Собственно, для координации этой помощи, налаживания церковно-государственных отношений и был создан упомянутый выше Совет по делам Русской Православной Церкви, во главе которого поставили начальника 3-го (антирелигиозного) отдела 5-го Управления Наркомата Госбезопасности Г. Г. Карпова. Уполномоченные Совета в областях и краях, как правило, также были чекистами. Власть этих «ответственных работников» над «внутренне независимой» Церковью невозможно преуменьшить. За примерами далеко ходить не приходится. Не так давно, в 50-летнюю годовщину кончины Патриарха Сергия, были опубликованы некогда секретные документы, касавшиеся в том числе и контактов Патриарха с Карповым. Они — лучшая иллюстрация к прозвучавшему заявлению о полном взаимопонимании Церкви и гражданских властей.
За одиннадцать дней до кончины, 4 мая 1944 г., Патриарх Сергий побывал у Председателя Совета по делам РПЦ. Среди многочисленных вопросов, рассматривавшихся тогда, преобладали кадровые — о назначении и переназначении архиереев на кафедры. Из беседы видно, что последняя инстанция — Совет, а Патриарх — всего лишь предлагающий, а иногда и адвокат. И это было в «золотую пору» сталинского благоволения к разгромленной Церкви! В конце беседы Карпов сообщил Патриарху, что в ближайший час будет объявлен закон о выпуске 3-го государственного военного займа «и было бы желательно, чтобы Московская Патриархия и духовенство приняли участие в этой подписке своевременно и организованно»[146].

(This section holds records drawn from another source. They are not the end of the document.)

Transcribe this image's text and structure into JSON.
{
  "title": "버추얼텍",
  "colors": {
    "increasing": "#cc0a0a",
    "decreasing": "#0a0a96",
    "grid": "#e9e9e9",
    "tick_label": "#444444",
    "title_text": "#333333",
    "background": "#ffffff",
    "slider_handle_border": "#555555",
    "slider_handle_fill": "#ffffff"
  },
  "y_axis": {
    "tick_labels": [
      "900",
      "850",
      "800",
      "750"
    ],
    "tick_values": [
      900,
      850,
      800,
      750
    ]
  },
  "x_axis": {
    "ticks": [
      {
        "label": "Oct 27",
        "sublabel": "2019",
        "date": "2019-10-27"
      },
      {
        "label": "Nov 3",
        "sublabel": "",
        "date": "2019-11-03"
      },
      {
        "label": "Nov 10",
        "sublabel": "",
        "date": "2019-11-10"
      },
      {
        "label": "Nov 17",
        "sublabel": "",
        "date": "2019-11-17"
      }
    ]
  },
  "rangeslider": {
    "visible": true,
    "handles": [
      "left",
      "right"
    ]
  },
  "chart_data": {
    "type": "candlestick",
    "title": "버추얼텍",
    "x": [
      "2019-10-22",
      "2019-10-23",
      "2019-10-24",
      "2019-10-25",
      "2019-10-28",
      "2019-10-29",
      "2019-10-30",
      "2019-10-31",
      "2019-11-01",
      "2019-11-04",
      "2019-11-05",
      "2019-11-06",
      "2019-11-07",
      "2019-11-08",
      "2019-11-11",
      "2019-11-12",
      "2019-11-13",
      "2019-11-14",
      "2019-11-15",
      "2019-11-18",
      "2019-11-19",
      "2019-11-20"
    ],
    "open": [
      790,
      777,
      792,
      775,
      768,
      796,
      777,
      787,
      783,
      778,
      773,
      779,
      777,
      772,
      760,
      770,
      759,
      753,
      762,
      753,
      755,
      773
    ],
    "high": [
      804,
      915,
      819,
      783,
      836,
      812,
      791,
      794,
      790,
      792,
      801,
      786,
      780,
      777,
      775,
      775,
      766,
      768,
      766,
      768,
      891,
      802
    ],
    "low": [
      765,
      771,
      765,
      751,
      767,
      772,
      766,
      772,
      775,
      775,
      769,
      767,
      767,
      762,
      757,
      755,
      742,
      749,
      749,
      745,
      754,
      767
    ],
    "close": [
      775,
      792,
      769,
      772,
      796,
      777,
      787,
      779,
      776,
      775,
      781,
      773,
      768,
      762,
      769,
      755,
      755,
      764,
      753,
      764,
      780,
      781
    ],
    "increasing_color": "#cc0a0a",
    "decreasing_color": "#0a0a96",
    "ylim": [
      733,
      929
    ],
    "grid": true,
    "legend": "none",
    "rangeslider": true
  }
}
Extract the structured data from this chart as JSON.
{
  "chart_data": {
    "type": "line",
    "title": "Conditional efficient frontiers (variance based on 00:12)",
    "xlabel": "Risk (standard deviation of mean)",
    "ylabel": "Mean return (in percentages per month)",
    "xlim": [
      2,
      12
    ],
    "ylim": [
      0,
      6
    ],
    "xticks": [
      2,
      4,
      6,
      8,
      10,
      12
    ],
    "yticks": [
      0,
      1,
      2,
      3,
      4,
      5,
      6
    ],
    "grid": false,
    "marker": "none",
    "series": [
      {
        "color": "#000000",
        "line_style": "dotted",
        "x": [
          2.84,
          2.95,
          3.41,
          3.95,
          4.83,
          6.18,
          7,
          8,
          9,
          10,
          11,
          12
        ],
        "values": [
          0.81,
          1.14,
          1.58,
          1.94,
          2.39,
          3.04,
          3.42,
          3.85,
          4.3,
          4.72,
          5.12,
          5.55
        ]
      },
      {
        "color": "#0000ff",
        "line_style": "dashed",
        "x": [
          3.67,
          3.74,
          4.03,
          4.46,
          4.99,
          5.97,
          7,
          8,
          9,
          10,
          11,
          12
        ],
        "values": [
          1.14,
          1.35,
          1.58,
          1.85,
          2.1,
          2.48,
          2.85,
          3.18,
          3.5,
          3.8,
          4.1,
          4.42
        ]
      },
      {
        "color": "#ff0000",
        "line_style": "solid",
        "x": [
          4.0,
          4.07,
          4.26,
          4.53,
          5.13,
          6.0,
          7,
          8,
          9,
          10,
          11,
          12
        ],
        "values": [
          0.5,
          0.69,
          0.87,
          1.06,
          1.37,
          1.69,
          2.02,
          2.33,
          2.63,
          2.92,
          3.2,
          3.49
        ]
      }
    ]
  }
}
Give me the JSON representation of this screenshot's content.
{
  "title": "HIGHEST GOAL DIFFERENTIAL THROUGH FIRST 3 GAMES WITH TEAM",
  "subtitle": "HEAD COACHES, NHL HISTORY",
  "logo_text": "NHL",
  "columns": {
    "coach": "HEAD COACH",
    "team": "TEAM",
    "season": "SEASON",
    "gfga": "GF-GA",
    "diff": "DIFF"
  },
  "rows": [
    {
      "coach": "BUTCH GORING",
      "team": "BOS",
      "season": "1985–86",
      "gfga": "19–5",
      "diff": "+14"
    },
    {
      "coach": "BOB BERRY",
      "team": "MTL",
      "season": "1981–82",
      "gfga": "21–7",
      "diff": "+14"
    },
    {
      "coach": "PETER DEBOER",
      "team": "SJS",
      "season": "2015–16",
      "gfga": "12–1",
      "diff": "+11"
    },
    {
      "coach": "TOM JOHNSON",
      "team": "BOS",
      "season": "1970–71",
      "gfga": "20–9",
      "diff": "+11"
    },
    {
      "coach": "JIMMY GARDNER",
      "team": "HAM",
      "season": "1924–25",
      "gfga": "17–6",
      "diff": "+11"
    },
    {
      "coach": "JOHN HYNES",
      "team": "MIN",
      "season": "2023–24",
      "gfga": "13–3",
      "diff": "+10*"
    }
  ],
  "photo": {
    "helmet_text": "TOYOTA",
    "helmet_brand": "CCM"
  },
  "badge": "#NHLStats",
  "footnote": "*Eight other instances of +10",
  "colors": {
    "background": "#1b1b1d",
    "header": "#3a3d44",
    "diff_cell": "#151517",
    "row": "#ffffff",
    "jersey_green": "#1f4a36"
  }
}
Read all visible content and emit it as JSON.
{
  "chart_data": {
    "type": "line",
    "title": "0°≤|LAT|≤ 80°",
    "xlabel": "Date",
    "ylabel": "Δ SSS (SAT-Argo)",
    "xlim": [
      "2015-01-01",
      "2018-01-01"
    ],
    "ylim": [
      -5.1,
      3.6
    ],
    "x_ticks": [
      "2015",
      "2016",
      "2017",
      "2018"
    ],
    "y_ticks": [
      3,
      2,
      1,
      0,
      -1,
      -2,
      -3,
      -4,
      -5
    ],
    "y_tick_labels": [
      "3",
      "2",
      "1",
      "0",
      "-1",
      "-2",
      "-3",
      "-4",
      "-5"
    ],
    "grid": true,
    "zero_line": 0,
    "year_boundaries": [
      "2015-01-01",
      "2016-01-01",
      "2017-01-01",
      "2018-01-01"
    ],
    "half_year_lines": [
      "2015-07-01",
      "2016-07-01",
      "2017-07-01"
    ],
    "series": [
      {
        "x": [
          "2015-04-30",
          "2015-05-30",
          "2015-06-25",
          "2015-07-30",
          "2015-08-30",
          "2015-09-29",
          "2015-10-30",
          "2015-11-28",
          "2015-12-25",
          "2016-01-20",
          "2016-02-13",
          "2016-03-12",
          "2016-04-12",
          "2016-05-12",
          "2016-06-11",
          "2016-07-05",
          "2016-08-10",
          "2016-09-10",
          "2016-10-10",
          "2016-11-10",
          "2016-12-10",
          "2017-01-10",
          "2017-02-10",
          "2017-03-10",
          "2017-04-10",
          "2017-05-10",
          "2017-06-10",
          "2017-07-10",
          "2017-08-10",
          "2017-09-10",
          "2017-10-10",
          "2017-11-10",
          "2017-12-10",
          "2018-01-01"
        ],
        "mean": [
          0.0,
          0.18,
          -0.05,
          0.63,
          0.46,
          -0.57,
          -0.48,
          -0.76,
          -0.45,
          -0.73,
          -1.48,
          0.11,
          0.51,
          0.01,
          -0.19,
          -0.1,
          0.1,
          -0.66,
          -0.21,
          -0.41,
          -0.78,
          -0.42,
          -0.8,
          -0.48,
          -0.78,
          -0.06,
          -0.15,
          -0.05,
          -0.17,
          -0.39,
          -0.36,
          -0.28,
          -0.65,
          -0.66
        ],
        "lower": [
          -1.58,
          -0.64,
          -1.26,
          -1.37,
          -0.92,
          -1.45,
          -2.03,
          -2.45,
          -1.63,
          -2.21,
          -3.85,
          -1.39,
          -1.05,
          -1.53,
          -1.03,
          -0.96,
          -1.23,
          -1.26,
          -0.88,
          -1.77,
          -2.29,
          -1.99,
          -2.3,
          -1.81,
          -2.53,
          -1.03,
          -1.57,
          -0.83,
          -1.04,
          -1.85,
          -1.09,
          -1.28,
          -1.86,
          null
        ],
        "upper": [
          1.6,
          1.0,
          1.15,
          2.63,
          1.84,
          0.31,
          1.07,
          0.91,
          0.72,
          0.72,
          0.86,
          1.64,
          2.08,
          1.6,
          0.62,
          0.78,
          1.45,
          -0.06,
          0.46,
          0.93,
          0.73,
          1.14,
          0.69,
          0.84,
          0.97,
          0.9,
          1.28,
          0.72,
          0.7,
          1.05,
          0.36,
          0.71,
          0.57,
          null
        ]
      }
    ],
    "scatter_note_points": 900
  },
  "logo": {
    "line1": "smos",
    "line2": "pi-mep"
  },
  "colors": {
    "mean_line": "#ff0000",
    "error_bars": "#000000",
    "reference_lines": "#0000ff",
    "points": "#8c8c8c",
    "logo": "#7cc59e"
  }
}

Дисциплина есть дисциплина: участие приняли. Такая свобода и такое доверие были совершенно безопасны для официальных властей, — в конце концов именно они вырабатывали стратегию церковного поведения в СССР. Пример сказанному — докладная записка, посланная Карповым на имя И. В. Сталина в связи со смертью Патриарха. Сообщив председателю СНК СССР о произошедшем и указав на завещание Патриарха Сергия (от 12 октября 1941 г.), Карпов довел до его сведения просьбу членов Св. Синода похоронить Патриарха 18 мая внутри Богоявленского собора и сделать официальное извещение о кончине Святейшего в газетах. Со своей стороны, Совет считал возможным просьбу иерархов удовлетворить[147]. Проблем не возникло — вождь на всё «соизволил», Церковь была «нужна»…
У каждого времени — свои герои, играющие по неписаным правилам и в соответствии с установившейся в государстве политической традицией. Признаем: на первых порах Совет по делам РПЦ больше помогал, чем контролировал — такова была сталинская установка. Однако существовала ли в том нужда?
Сталин не был наивным человеком, он прекрасно понимал, что сергианский епископат никогда не выйдет из-под контроля, никогда не вернется к тихоновской «лояльности». Пригретый властью, он не посмеет даже претендовать на самостоятельность, по всем принципиальным вопросам следуя «генеральной линии». Прямое (публичное) вмешательство власти в подобной ситуации будет только во вред государству. Об атеистической стратегии на время «забыли»: поменялась «тактика». Надо будет (как, например, в хрущевские времена) — вспомнят молниеносно и начнут закрывать то, что совсем недавно открывали. Главное Сталин знал: с иерархией проблем не будет, она проверена и отобрана. Селекция проведена, бояться нечего.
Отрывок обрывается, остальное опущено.